Hint : We cannot directly find the value of $\tan 150^\circ$. So, we can write 150 as 180 minus 30. That is $\tan \left( {\pi - 30^\circ } \right)$. Now, as 30 degree is being subtracted from $\pi$, $\tan \left( {\pi - 30^\circ } \right)$ will lie between $\dfrac{\pi }{2}$ and $\pi$, that is 2nd quadrant. We know that $\tan \theta$ is negative in the 2nd quadrant. So, the value of $\tan 150^\circ$ will be equal to the negative value of $\tan 30^\circ$.
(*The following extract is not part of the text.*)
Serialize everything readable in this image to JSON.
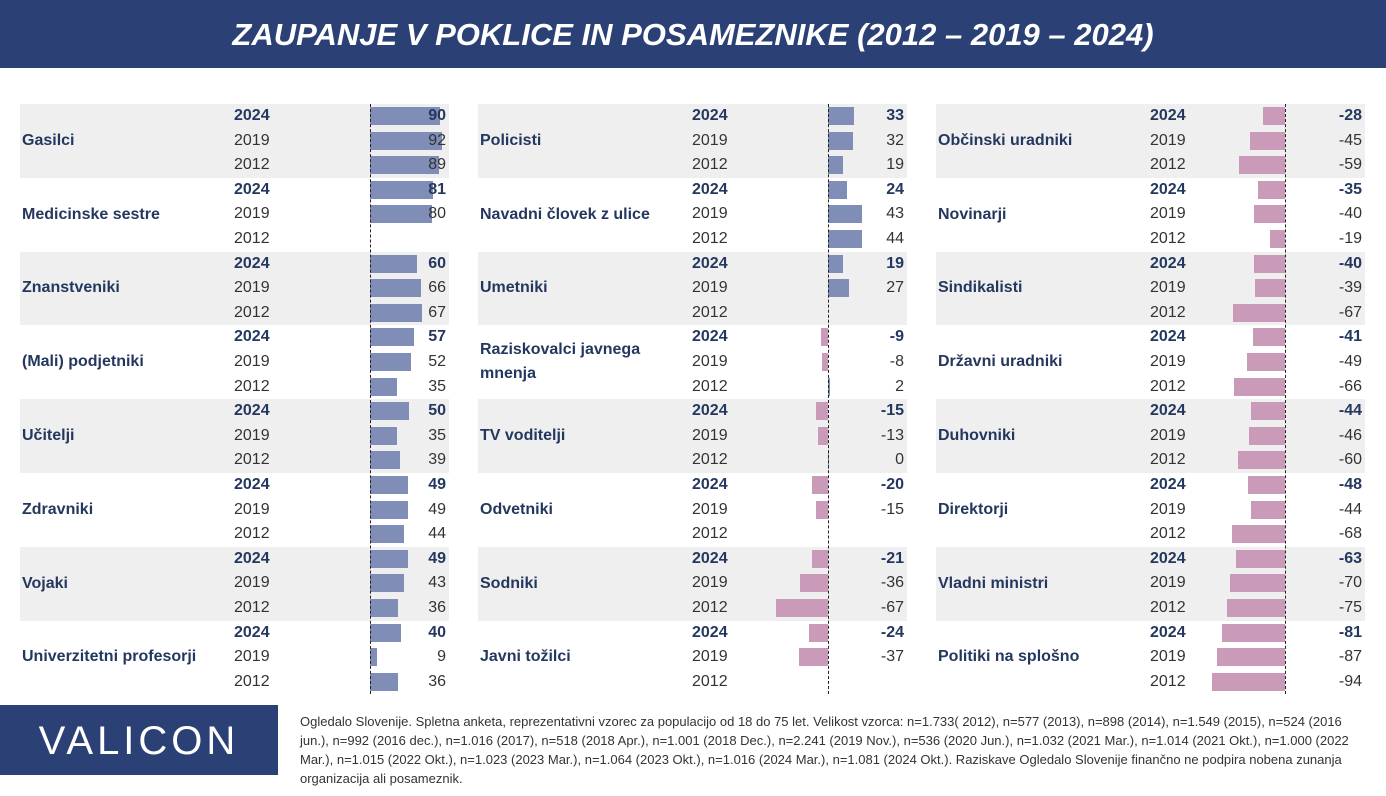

Complete step-by-step answer :
In this question, we are asked to find the value of $\tan 150^\circ$. Now, we don’t have direct value for $\tan 150^\circ$. So, we need to use some trigonometric relations and formulas to find the value of $\tan 150^\circ$.
Now, we can write 150 as 180 minus 30. Therefore, we get
$\Rightarrow \tan 150^\circ = \tan \left( {180^\circ - 30^\circ } \right)$ - - - - - - - - - - - - - - - (1)
Now, we know that 180 degrees is equal to $\pi$. Therefore, equation (1) becomes
$\Rightarrow \tan 150^\circ = \tan \left( {\pi - 30^\circ } \right)$ - - - - - - - - - - - - - - - (2)
Now, as $30^\circ$ is being subtracted from $\pi$, $\tan \left( {\pi - 30^\circ } \right)$ will lie between $\dfrac{\pi }{2}$ and $\pi$, that is 2nd quadrant. We know that in the 2nd quadrant only sin and cosec are positive.
Hence, in the 2nd quadrant the value of $\tan \left( {\pi - 30^\circ } \right)$ will be negative.
$\Rightarrow \tan 150^\circ = \tan \left( {\pi - 30^\circ } \right)$
$= -\tan 30^\circ \\\ = -\dfrac{1}{{\sqrt 3 }} \\\ = - \dfrac{1}{{\sqrt 3 }} \;$
Hence, option B is the correct answer.
So, the correct answer is “Option B”.

Note : $\Rightarrow$1st quadrant = All positive
$\Rightarrow$2nd quadrant = $\sin \theta$ and $\cos ec\theta$ are positive.
$\Rightarrow$3rd quadrant = $\tan \theta$ and $\cot \theta$ are positive.
$\Rightarrow$4th quadrant = $\cos \theta$ and $\sec \theta$ are positive.